There is no doubt the company and its investors were shaken by the response to Cyberpunk 2077, which launched in late 2020 in such a rough state that PlayStation took the extreme step of withdrawing its PlayStation 4 version from sale. Earlier this year, it was reported that CD Projekt’s stock price had slumped to a quarter of its value before the game’s release. With sales of Cyberpunk 2077 now hitting 20 million — helped along by the success of new Netflix anime Cyberpunk: Edgerunners — CD Projekt is not struggling financially, but it will certainly be keen to rebuild confidence in its ability to make games, and to drive up that stock price.

The repeated insistence on game quality, the extensive discussion of how Unreal Engine 5 will streamline the development process, and the stress placed on a growing network of internal and external studios, all seem designed to offer post-Cyberpunk reassurance. But the extent of the announced plan goes so far beyond that — and so far beyond CD Projekt’s capacity to deliver thus far, according to its track record — that it seems the company has a loftier goal here than just reassuring everybody that its next games won’t be buggy messes.

Overall, the presentations seem bent on changing the very conception of the kind of company that CD Projekt is. Since The Witcher 3, CD Projekt has projected an image similar to that of Rockstar Games: a top-flight developer moving at a deliberate pace from one mega-blockbuster to the next. This new vision of the company, working across three properties, and three or more projects simultaneously, is quite different.

The explosion of activity around The Witcher in particular suggests the way a publisher like Ubisoft seeks to exploit the likes of Assassin’s Creed with a continuous stream of new games (coincidentally, Ubisoft made its own raft of more or less nebulous Assassin’s Creed announcements recently). But perhaps Blizzard is a closer comparison: an entity halfway between a publisher and a mega-studio, with multiple internal teams working on a handful of cherished properties.

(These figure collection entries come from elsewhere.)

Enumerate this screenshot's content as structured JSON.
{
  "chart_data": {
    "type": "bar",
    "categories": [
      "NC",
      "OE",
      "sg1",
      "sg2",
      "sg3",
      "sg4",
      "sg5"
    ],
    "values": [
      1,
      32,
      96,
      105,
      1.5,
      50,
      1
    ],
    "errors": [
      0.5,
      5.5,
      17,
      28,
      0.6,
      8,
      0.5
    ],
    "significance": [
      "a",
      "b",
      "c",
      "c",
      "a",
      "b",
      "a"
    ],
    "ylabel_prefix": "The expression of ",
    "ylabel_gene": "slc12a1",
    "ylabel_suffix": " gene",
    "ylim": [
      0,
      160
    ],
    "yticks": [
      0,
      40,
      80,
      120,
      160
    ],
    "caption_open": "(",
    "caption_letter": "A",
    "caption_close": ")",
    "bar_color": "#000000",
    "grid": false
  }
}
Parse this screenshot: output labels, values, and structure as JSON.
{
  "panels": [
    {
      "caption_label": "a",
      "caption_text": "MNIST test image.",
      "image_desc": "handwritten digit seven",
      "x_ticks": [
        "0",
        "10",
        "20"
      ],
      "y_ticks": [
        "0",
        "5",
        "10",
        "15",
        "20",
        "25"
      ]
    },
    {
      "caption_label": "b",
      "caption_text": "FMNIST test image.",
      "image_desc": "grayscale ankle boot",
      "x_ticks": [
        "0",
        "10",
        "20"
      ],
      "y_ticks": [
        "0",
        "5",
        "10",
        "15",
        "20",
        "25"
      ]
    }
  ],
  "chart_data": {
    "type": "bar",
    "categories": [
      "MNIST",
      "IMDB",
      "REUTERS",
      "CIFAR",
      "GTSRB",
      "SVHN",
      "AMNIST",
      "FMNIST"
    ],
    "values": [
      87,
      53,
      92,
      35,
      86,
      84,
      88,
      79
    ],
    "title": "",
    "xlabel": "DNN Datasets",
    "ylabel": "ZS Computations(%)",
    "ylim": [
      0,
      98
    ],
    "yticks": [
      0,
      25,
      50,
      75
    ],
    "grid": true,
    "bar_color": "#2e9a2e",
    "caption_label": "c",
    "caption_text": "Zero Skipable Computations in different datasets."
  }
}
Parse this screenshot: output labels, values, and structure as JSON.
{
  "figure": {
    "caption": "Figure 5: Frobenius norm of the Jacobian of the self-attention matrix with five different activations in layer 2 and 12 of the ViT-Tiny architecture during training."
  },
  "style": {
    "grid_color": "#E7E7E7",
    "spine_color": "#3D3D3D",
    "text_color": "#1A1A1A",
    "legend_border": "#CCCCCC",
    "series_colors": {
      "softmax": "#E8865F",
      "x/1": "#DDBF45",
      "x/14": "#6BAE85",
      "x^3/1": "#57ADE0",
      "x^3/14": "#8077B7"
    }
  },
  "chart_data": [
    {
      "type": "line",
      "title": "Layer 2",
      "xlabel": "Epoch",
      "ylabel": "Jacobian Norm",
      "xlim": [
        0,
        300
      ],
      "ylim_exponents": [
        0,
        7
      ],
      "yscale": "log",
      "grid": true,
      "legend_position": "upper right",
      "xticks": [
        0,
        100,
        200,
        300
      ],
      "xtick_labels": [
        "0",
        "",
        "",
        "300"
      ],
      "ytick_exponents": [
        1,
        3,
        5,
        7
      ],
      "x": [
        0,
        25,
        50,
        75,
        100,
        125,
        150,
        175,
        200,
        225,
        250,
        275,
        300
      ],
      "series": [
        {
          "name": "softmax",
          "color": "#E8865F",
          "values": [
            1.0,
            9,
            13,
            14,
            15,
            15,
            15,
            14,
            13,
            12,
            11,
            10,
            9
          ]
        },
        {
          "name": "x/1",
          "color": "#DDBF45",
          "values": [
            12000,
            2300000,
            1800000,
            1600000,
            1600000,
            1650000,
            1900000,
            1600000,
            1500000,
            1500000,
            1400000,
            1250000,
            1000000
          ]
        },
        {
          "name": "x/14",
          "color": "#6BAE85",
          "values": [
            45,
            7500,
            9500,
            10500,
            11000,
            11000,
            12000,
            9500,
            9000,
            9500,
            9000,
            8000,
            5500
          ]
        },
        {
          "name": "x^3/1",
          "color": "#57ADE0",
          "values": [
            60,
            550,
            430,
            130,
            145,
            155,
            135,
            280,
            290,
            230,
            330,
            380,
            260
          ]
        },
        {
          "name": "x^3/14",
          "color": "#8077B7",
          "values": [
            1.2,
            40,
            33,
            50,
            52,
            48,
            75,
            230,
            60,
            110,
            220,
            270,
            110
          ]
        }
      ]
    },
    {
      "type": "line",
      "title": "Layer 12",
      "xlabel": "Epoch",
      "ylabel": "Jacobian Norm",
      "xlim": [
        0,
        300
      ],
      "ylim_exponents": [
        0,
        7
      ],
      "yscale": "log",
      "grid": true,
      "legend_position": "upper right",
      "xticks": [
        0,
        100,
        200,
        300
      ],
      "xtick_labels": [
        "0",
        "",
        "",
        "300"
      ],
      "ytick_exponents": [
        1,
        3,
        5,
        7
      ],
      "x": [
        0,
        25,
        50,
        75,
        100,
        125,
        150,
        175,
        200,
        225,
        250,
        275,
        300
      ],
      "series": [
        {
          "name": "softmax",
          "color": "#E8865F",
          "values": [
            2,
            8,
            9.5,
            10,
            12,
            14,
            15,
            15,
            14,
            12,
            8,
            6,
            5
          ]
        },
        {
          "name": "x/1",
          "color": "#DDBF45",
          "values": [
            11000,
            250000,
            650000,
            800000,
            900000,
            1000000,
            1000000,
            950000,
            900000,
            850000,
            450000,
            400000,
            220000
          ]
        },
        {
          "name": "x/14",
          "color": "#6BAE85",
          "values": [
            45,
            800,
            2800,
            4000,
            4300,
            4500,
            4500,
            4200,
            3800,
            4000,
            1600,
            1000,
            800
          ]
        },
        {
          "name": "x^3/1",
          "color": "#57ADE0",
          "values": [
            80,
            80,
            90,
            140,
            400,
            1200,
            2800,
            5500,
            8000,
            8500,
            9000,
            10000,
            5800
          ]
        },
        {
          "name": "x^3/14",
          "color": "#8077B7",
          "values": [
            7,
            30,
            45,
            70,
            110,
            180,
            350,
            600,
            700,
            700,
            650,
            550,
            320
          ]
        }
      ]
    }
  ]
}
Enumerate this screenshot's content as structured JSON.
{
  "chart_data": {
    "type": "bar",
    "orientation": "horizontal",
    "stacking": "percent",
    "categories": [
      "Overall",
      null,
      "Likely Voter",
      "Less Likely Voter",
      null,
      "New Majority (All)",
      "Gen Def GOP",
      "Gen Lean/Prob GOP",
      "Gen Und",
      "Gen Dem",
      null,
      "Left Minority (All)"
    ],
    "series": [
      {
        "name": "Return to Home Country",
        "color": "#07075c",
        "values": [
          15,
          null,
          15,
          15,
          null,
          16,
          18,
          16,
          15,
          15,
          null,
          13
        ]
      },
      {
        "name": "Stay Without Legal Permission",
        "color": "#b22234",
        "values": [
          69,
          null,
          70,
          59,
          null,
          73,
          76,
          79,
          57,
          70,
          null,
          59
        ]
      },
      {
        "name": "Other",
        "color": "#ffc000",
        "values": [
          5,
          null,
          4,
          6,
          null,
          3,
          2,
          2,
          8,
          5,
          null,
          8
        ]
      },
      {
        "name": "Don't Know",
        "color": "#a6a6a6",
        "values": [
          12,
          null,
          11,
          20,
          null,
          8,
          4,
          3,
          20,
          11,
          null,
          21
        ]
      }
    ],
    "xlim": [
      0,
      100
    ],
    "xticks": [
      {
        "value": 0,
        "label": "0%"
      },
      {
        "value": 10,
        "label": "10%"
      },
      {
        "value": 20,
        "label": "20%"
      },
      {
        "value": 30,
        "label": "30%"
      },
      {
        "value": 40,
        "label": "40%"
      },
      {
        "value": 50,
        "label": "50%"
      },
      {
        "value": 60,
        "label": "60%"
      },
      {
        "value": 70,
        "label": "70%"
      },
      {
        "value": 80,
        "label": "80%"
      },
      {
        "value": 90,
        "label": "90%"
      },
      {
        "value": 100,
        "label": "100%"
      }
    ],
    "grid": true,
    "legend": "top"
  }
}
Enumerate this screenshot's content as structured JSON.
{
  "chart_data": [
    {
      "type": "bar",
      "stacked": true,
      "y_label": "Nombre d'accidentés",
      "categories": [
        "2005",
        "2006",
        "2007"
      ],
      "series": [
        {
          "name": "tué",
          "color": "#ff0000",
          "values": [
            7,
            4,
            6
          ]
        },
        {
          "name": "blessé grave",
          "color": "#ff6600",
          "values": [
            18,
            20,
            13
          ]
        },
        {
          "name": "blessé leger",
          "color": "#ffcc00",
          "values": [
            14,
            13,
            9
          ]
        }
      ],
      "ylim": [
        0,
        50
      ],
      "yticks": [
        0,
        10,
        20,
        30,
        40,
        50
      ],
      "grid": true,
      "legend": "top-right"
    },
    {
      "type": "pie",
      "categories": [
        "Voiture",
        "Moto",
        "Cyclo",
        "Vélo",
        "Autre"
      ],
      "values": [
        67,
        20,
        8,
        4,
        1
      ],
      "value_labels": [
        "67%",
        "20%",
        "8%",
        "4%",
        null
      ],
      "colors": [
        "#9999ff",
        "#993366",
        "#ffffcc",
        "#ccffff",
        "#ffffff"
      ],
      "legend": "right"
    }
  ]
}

This seems to be the image CD Projekt now wants to project; the last question is to whom is it projecting that? One credible answer is prospective employees; some of the videos came across like extended recruitment ads, and the company certainly has a lot of staffing up to do. Another theory might be that CD Projekt is showing its wares to present itself as an attractive acquisition prospect, as a wave of big mergers continues to roll through the industry.

Or it could be the opposite. Given the company’s depressed share price, and remaining CEO Adam Kiciński’s past insistence that the company is not for sale — which he reinforced with talk of its complete independence in the strategy video — it seems most likely that CD Projekt is actually trying to bolster its value and rally its shareholders against the temptation of taking a quick buck from some prospective buyer. Stick with the company, its leaders are saying, and a bright, empire-building future awaits.

It’s a compelling vision. Now CD Projekt just needs to deliver it.